Происхождение набоковской строчки «Какое сделал я дурное дело» слишком очевидно, чтобы стать моим личным открытием. Это, конечно, «Что же сделал я за пакость», переведенная с русского на американский русский. Неплохая шутка, но что-то от нее не весело.
Как будто это не он, кто-то другой сказал: «И когда я читаю стихи Мандельштама, написанные при мерзостном правлении этих скотов, я испытываю подобие беспомощного стыда за то, что я волен жить, думать, писать и говорить в свободной части мира… Вот те единственные минуты, в которые свобода становится горькой».
Иногда появляющиеся в разговоре о Набокове иронические обертоны были бы совершенно невозможны лет десять назад. Я думаю, что и сейчас они связаны с повторным набоковским кругом – с американским Набоковым. В Америке родился какой-то другой писатель. Конечно, он похож на первого и прочно связан с ним преемственностью литературных навыков. Но это второй круг, – писание по писанному. Кроме «Лолиты», конечно, и – отчасти – «Пнина».
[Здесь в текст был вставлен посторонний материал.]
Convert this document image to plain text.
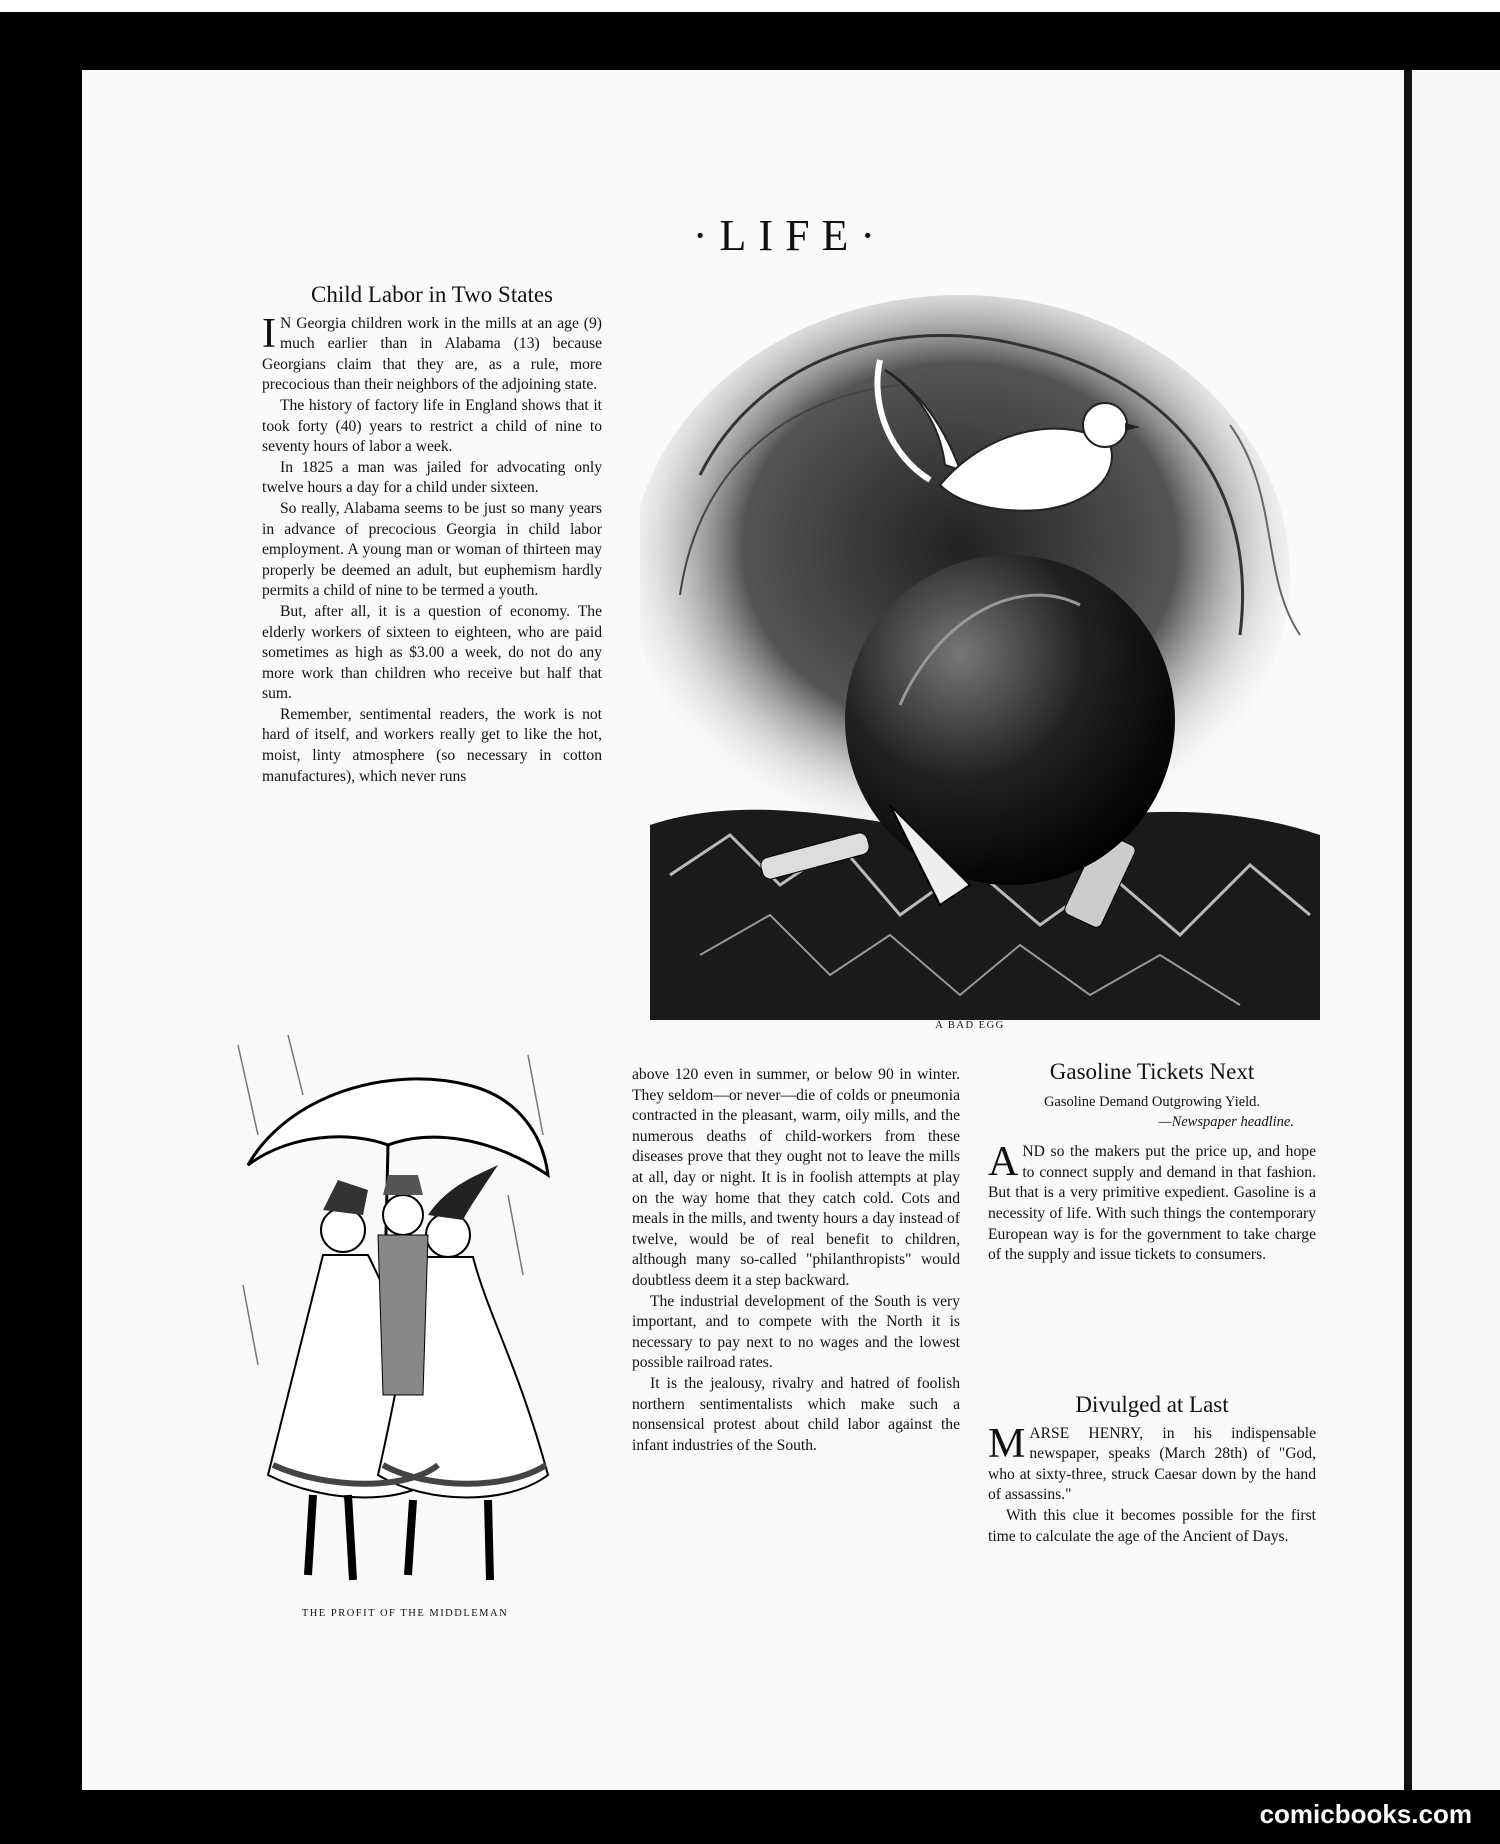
·LIFE·
Child Labor in Two States

I N Georgia children work in the mills at an age (9) much earlier than in Alabama (13) because Georgians claim that they are, as a rule, more precocious than their neighbors of the adjoining state.

The history of factory life in England shows that it took forty (40) years to restrict a child of nine to seventy hours of labor a week.

In 1825 a man was jailed for advocating only twelve hours a day for a child under sixteen.

So really, Alabama seems to be just so many years in advance of precocious Georgia in child labor employment. A young man or woman of thirteen may properly be deemed an adult, but euphemism hardly permits a child of nine to be termed a youth.

But, after all, it is a question of economy. The elderly workers of sixteen to eighteen, who are paid sometimes as high as $3.00 a week, do not do any more work than children who receive but half that sum.

Remember, sentimental readers, the work is not hard of itself, and workers really get to like the hot, moist, linty atmosphere (so necessary in cotton manufactures), which never runs

A BAD EGG
THE PROFIT OF THE MIDDLEMAN

above 120 even in summer, or below 90 in winter. They seldom—or never—die of colds or pneumonia contracted in the pleasant, warm, oily mills, and the numerous deaths of child-workers from these diseases prove that they ought not to leave the mills at all, day or night. It is in foolish attempts at play on the way home that they catch cold. Cots and meals in the mills, and twenty hours a day instead of twelve, would be of real benefit to children, although many so-called "philanthropists" would doubtless deem it a step backward.

The industrial development of the South is very important, and to compete with the North it is necessary to pay next to no wages and the lowest possible railroad rates.

It is the jealousy, rivalry and hatred of foolish northern sentimentalists which make such a nonsensical protest about child labor against the infant industries of the South.

Gasoline Tickets Next
Gasoline Demand Outgrowing Yield.
—Newspaper headline.

AND so the makers put the price up, and hope to connect supply and demand in that fashion. But that is a very primitive expedient. Gasoline is a necessity of life. With such things the contemporary European way is for the government to take charge of the supply and issue tickets to consumers.

Divulged at Last

MARSE HENRY, in his indispensable newspaper, speaks (March 28th) of "God, who at sixty-three, struck Caesar down by the hand of assassins."

With this clue it becomes possible for the first time to calculate the age of the Ancient of Days.

comicbooks.com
Американского происхождения и кодекс (или комплекс) «чемпиона мира». Ну, не смешно ли. Упорная и по лучшим рецептам работа с публикой и литературной общественностью, на удивление туповатой. С конца пятидесятых – несколько маниакальное, но очень аккуратное выстраивание личного мифа. Память, говори, да не заговаривайся. Но поза олимпийца как раз и доказывает небожественное происхождение.